7 detik pertama saat screening cV
Menurut statistik yang dilakukan Ladders, Inc. Menjelaskan bahwa secara rata rata para Recruiter hanya membutuhkan waktu sekitar 7,4 detik untuk meninjau CV yang kamu kirimkan saat apply pekerjaan. Atas dasar statistik tersebut 7 detik pertama saat screening CV HRD/Recruiter hanya memperhatikan beberapa hal saja.
Lalu bagaimana mereka dapat melakukan screening hanya memakan waktu sekian detik saja?
Para Recruiter secara terstruktur dan konsisten menggunakan metode screening CV dengan model “F pattern eye tracking”. Screening CV dengan metode F pattern yaitu dengan membaca CV secara horizontal dari bagian sudut kiri atas untuk nama, data pribadi dan riwayat pendidikan pelamar. Lalu memindai kebawah sisi kiri halaman untuk melihat jabatan, perusahaan serta tanggal mulai dan selesai pada pengalaman pekerjaan yang dimiliki. Dan terakhir memindai sisi kiri untuk melihat Keahlian (skills), Ringkasan profil dan Informasi tambahan pada CV pelamar. Dengan cara itulah cara meninjau screening CV yang menyerupai polan Huruf F.
Memang dengan begitu apakah Recruiter dapat menyelesaikan screening dengan sangat cepat? Tentu saja tidak, karena para Recruiter seringkali mengabaikan bagian bagian yang tidak terlalu penting.
Tahu gak sih? Bahwa para Recruiter tuh seringkali mengabaikan informasi yang tidak relevan pada CV yang dilampirkan.
Bagian mana sih dari CV yang sering kali tidak di hiraukan oleh Recruiter?
Penelitian juga menunjukkan beberapa area yang memang hampir tidak mendapat perhatian oleh para recruiter saat 7 detik pertama saat screening CV
1. Paragraf teks yang terlalu padat
2. Konten yang rata tengah (center-aligned)

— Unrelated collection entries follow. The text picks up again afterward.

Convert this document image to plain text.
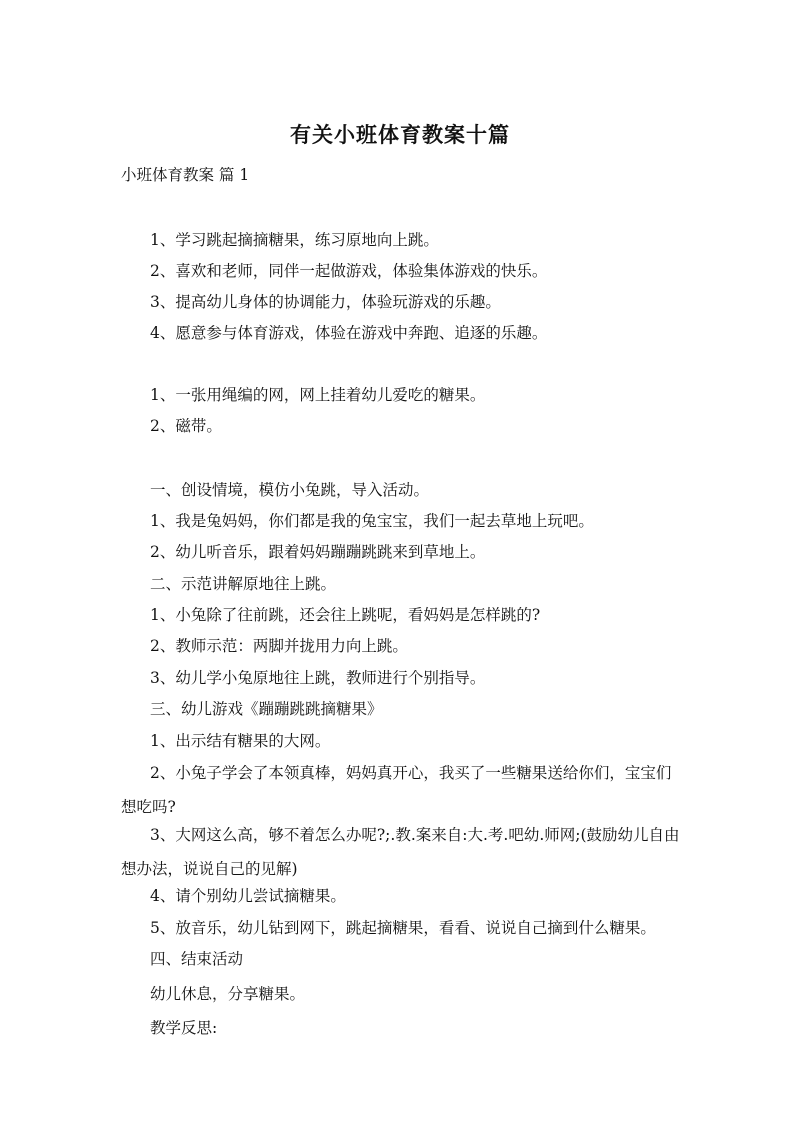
有关小班体育教案十篇
小班体育教案 篇 1
1、学习跳起摘摘糖果，练习原地向上跳。
2、喜欢和老师，同伴一起做游戏，体验集体游戏的快乐。
3、提高幼儿身体的协调能力，体验玩游戏的乐趣。
4、愿意参与体育游戏，体验在游戏中奔跑、追逐的乐趣。
1、一张用绳编的网，网上挂着幼儿爱吃的糖果。
2、磁带。
一、创设情境，模仿小兔跳，导入活动。
1、我是兔妈妈，你们都是我的兔宝宝，我们一起去草地上玩吧。
2、幼儿听音乐，跟着妈妈蹦蹦跳跳来到草地上。
二、示范讲解原地往上跳。
1、小兔除了往前跳，还会往上跳呢，看妈妈是怎样跳的?
2、教师示范：两脚并拢用力向上跳。
3、幼儿学小兔原地往上跳，教师进行个别指导。
三、幼儿游戏《蹦蹦跳跳摘糖果》
1、出示结有糖果的大网。
2、小兔子学会了本领真棒，妈妈真开心，我买了一些糖果送给你们，宝宝们想吃吗?
3、大网这么高，够不着怎么办呢?;.教.案来自:大.考.吧幼.师网;(鼓励幼儿自由想办法，说说自己的见解)
4、请个别幼儿尝试摘糖果。
5、放音乐，幼儿钻到网下，跳起摘糖果，看看、说说自己摘到什么糖果。
四、结束活动
幼儿休息，分享糖果。
教学反思:
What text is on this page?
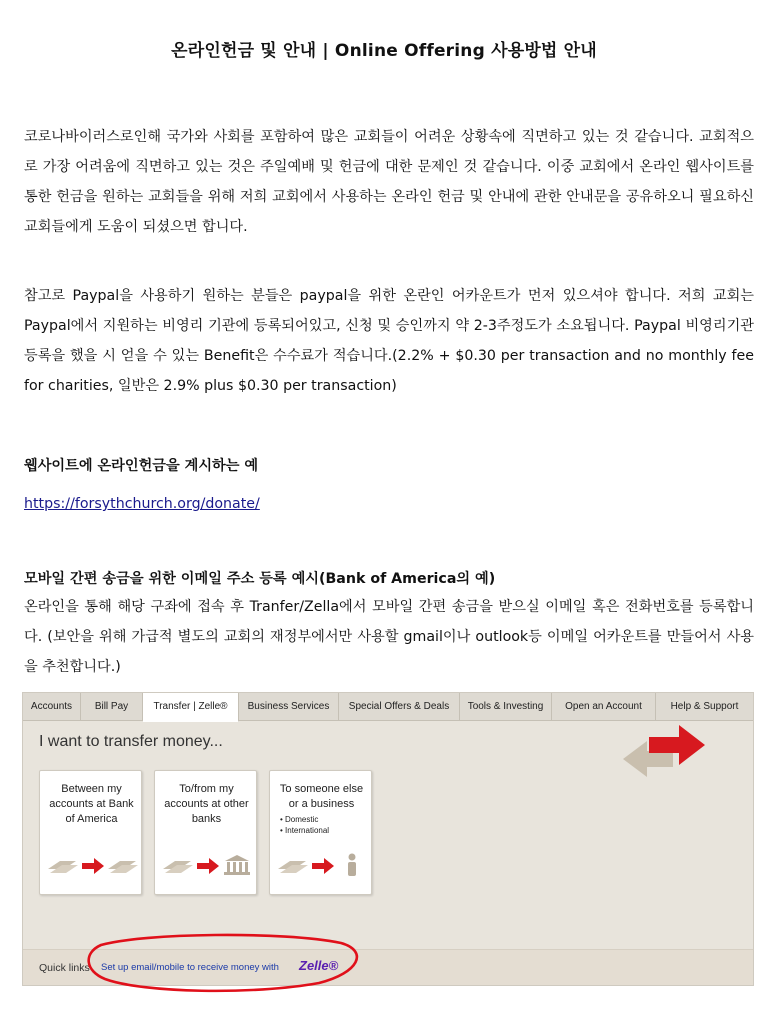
온라인헌금 및 안내 | Online Offering 사용방법 안내

코로나바이러스로인해 국가와 사회를 포함하여 많은 교회들이 어려운 상황속에 직면하고 있는 것 같습니다. 교회적으로 가장 어려움에 직면하고 있는 것은 주일예배 및 헌금에 대한 문제인 것 같습니다. 이중 교회에서 온라인 웹사이트를 통한 헌금을 원하는 교회들을 위해 저희 교회에서 사용하는 온라인 헌금 및 안내에 관한 안내문을 공유하오니 필요하신 교회들에게 도움이 되셨으면 합니다.

참고로 Paypal을 사용하기 원하는 분들은 paypal을 위한 온란인 어카운트가 먼저 있으셔야 합니다. 저희 교회는 Paypal에서 지원하는 비영리 기관에 등록되어있고, 신청 및 승인까지 약 2-3주정도가 소요됩니다. Paypal 비영리기관 등록을 했을 시 얻을 수 있는 Benefit은 수수료가 적습니다.(2.2% + $0.30 per transaction and no monthly fee for charities, 일반은 2.9% plus $0.30 per transaction)

웹사이트에 온라인헌금을 계시하는 예
https://forsythchurch.org/donate/
모바일 간편 송금을 위한 이메일 주소 등록 예시(Bank of America의 예)

온라인을 통해 해당 구좌에 접속 후 Tranfer/Zella에서 모바일 간편 송금을 받으실 이메일 혹은 전화번호를 등록합니다. (보안을 위해 가급적 별도의 교회의 재정부에서만 사용할 gmail이나 outlook등 이메일 어카운트를 만들어서 사용을 추천합니다.)

Accounts	Bill Pay	Transfer | Zelle®	Business Services	Special Offers & Deals	Tools & Investing	Open an Account	Help & Support
I want to transfer money...
Between my accounts at Bank of America
To/from my accounts at other banks
To someone else or a business
• Domestic
• International
Quick links Set up email/mobile to receive money with Zelle®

3. Informasi di bawah halaman pertama
4. Pernyataan tujuan yang umum dan klise
5. Minat pribadi (kecuali sangat relevan dengan pekerjaan)
Kalo gitu gimana dong kita bisa optimalin CV pada lowongan kerja yang kita apply?

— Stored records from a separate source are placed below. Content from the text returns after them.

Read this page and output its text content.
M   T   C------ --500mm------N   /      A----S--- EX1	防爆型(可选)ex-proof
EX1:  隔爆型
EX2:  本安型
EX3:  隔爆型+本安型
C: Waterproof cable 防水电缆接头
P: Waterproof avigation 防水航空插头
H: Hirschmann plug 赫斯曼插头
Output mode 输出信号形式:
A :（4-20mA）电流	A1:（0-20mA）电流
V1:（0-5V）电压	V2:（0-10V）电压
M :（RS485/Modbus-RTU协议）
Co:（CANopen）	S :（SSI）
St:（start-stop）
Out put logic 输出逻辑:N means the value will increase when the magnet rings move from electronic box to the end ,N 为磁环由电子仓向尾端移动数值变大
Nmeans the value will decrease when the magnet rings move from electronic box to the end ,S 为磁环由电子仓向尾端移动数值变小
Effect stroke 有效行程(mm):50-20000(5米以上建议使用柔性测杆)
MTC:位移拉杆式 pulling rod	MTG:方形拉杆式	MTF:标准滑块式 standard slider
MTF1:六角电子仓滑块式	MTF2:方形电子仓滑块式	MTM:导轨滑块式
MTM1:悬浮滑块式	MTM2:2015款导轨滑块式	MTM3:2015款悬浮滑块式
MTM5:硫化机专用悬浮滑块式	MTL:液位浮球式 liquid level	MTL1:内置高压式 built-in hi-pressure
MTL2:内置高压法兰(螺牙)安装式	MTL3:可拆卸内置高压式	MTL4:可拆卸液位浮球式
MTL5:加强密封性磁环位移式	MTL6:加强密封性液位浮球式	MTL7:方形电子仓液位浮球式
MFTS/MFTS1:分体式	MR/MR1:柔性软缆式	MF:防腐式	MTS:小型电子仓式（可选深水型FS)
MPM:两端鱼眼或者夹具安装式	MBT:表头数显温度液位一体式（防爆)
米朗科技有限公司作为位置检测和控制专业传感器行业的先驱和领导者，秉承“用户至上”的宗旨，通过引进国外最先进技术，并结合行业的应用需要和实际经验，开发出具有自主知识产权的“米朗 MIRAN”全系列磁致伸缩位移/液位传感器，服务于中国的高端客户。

Cara kita mengoptimalkan CV yang kita lampirkan saat apply lowongan kerja?
1. Penempatan yang strategis
Jadi dalam penempatan kualifikasi yang sangat menonjol pada diri Anda pada tempat yang memengaruhi eye tracking untuk melihat informasi Anda.
- Taruh pada area sepertiga bagian atas halaman pertama pada CV Anda
- Gunakan rata kiri pada CV yang Anda sertakan
- Taruh informasi yang menjadi keunggulan Anda pada bagian awal point point yang kalian sertakan pada CV.
2. Susun konten organisasi yang menarik
Susun konten dengan rapi dan disesuaikan dengan konsep F pattern
- Letakkan kualifikasi terbaik Anda dalam bagian awal informasi yang Anda sertakan
- Gunakan Bold pada capaian atau pengalaman yang penting
- Letakkan kata kunci yang penting pada setiap awal kalimat.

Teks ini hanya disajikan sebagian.